I'm not sure I follow what you're trying to do here. According to a quick locate command I believe growisofs to be part of sysutils/dvd+rw-tools. So install that port and you should get your binary.

And why wouldn't you have pkg on your system? Even the rescue cd provides it as far as I recall (probably the bootstrap, but still...). It should suffice.
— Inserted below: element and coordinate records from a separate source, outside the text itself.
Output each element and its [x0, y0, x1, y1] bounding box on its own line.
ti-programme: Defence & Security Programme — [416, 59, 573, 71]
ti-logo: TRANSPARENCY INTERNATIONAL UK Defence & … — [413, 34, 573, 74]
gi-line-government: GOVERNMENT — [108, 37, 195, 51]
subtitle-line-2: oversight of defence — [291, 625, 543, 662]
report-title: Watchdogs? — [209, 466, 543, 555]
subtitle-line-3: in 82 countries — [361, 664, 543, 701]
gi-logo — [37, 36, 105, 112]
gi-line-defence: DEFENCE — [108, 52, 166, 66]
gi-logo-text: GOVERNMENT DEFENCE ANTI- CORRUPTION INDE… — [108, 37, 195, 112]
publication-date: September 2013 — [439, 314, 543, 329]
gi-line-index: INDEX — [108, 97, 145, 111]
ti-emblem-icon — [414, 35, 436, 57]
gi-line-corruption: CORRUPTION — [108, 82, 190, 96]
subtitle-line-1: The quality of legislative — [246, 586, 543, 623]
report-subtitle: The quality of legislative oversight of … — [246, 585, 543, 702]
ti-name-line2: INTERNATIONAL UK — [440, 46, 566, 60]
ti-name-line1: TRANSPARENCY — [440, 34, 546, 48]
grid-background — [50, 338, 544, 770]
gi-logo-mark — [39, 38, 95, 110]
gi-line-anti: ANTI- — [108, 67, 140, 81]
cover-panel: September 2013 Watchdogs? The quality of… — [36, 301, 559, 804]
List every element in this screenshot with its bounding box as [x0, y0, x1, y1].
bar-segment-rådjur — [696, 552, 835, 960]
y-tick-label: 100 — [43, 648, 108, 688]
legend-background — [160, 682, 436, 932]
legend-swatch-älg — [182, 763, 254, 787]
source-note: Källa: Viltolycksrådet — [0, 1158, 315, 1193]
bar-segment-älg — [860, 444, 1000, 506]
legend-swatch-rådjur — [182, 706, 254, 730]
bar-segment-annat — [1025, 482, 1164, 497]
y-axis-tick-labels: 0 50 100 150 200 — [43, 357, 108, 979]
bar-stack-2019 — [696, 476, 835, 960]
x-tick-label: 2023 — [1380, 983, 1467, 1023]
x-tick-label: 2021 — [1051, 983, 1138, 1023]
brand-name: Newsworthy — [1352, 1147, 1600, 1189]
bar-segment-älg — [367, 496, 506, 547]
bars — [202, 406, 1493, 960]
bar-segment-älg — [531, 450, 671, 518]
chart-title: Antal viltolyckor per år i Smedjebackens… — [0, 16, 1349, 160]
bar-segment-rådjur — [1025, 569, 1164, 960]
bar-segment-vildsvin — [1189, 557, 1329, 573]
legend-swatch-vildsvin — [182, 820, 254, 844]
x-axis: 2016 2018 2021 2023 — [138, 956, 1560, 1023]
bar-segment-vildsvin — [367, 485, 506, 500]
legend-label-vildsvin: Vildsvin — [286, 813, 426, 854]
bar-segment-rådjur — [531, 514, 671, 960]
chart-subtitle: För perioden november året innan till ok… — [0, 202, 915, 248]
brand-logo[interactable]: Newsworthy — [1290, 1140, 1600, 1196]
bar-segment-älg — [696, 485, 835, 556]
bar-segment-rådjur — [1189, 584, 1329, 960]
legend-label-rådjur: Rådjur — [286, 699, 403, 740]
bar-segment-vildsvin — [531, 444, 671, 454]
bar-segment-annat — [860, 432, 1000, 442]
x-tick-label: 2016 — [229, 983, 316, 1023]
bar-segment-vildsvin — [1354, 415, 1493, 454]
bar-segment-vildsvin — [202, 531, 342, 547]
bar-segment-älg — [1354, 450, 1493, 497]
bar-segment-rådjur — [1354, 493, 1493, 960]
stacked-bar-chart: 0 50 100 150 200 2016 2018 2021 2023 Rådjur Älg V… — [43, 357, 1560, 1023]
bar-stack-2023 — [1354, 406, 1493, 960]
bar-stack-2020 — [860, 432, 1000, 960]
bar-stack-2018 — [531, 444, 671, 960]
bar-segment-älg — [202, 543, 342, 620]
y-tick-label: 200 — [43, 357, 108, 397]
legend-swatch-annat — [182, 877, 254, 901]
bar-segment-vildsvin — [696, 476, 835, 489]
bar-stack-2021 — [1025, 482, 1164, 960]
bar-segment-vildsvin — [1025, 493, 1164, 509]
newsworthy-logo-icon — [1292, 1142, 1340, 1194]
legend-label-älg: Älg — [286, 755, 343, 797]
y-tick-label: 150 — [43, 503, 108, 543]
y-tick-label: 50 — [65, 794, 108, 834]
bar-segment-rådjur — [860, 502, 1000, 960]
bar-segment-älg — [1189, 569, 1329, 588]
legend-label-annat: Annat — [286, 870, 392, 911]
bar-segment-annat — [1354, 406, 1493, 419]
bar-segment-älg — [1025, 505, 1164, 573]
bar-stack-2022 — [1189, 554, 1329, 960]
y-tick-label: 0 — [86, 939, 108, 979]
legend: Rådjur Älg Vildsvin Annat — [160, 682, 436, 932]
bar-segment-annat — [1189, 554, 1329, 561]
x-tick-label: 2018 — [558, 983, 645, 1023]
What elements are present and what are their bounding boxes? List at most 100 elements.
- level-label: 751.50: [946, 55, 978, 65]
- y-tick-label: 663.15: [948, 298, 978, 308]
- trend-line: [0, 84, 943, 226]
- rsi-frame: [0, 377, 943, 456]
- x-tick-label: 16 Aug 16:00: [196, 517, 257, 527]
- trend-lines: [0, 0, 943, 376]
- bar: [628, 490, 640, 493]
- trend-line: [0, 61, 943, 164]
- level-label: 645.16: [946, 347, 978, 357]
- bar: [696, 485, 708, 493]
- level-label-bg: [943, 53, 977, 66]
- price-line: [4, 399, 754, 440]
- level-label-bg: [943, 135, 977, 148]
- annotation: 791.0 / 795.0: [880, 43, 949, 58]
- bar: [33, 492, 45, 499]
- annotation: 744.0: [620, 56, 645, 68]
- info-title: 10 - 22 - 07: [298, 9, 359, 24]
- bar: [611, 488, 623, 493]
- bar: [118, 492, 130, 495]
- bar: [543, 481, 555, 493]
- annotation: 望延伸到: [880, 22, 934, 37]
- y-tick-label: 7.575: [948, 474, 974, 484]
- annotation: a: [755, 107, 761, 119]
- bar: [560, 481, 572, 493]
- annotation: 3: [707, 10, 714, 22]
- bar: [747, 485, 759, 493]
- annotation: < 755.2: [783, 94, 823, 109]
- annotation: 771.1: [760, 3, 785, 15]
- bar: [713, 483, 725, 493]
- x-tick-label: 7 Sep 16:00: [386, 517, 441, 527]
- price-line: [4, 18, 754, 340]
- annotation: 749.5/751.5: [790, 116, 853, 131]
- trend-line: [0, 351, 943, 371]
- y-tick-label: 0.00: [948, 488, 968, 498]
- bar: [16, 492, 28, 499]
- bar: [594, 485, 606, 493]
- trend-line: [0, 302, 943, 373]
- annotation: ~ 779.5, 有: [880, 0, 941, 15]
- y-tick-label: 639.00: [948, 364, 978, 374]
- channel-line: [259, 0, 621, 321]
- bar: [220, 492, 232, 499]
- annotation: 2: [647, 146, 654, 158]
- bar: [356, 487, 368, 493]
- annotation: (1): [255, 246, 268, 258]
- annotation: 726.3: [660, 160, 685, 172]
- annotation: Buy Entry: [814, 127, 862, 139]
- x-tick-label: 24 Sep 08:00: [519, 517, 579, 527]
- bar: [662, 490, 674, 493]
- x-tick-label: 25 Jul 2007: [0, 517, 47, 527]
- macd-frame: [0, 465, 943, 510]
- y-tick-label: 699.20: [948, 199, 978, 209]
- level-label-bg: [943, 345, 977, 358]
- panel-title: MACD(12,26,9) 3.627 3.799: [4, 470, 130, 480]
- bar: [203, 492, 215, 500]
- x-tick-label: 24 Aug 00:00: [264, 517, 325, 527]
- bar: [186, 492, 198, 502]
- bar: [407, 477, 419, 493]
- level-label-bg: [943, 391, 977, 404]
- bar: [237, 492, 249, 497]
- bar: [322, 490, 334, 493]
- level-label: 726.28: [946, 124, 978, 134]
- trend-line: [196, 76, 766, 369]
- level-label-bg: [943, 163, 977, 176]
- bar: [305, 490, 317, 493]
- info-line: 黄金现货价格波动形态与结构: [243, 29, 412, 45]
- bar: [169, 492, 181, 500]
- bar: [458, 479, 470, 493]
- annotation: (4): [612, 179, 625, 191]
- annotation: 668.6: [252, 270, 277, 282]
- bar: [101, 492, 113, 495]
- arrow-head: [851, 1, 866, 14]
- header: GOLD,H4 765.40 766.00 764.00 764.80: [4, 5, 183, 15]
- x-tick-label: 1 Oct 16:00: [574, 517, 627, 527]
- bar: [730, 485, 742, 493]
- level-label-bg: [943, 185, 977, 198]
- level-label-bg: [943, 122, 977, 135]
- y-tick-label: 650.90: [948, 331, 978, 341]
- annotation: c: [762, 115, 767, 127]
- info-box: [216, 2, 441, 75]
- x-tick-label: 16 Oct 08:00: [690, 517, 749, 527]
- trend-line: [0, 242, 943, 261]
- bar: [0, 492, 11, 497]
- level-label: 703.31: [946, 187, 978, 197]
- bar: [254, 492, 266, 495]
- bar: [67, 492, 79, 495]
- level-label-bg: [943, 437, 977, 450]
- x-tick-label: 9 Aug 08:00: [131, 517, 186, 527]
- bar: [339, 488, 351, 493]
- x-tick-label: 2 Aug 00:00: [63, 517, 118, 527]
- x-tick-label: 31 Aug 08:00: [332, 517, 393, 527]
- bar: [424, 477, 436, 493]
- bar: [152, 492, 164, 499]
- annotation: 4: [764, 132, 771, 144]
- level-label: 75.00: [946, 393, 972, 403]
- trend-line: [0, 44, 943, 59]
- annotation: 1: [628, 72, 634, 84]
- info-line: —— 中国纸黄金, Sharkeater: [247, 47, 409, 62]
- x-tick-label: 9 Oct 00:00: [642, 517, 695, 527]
But to answer the question: no, you can't install software without pkg, and you'll need that in order to install the port which provides the tool.


----------



## Phishfry (Jan 22, 2018)

Buggzy... said:


> Then realized should download IMAGE files, so downloaded
> ... i386.. disc1.iso


On FreeBSD the ISO images are only meant for optical drives. If you are using a USB stick then use the memstick.img.
Are you installing from scratch or trying to upgrade 10.0?


----------



## SirDice (Jan 22, 2018)

Buggzy... said:


> Have base 10.0 ...


FreeBSD 10.0 has been End-of-Life since February 2015 and is not supported any more. Please upgrade to a _supported_ version.

https://www.freebsd.org/security/unsupported.html
Topics about unsupported FreeBSD versions


----------



## SirDice (Jan 23, 2018)

Buggzy... said:


> That's what I'm trying to do


Use freebsd-update(8)



Buggzy... said:


> pkg: long story ... did pkg - something .. fetched it ... checked signature .. ok ...
> but then said can't install for some reason ... so maybe try again!!


It's giving you that error because FreeBSD 10.0 is End-of-Life.


----------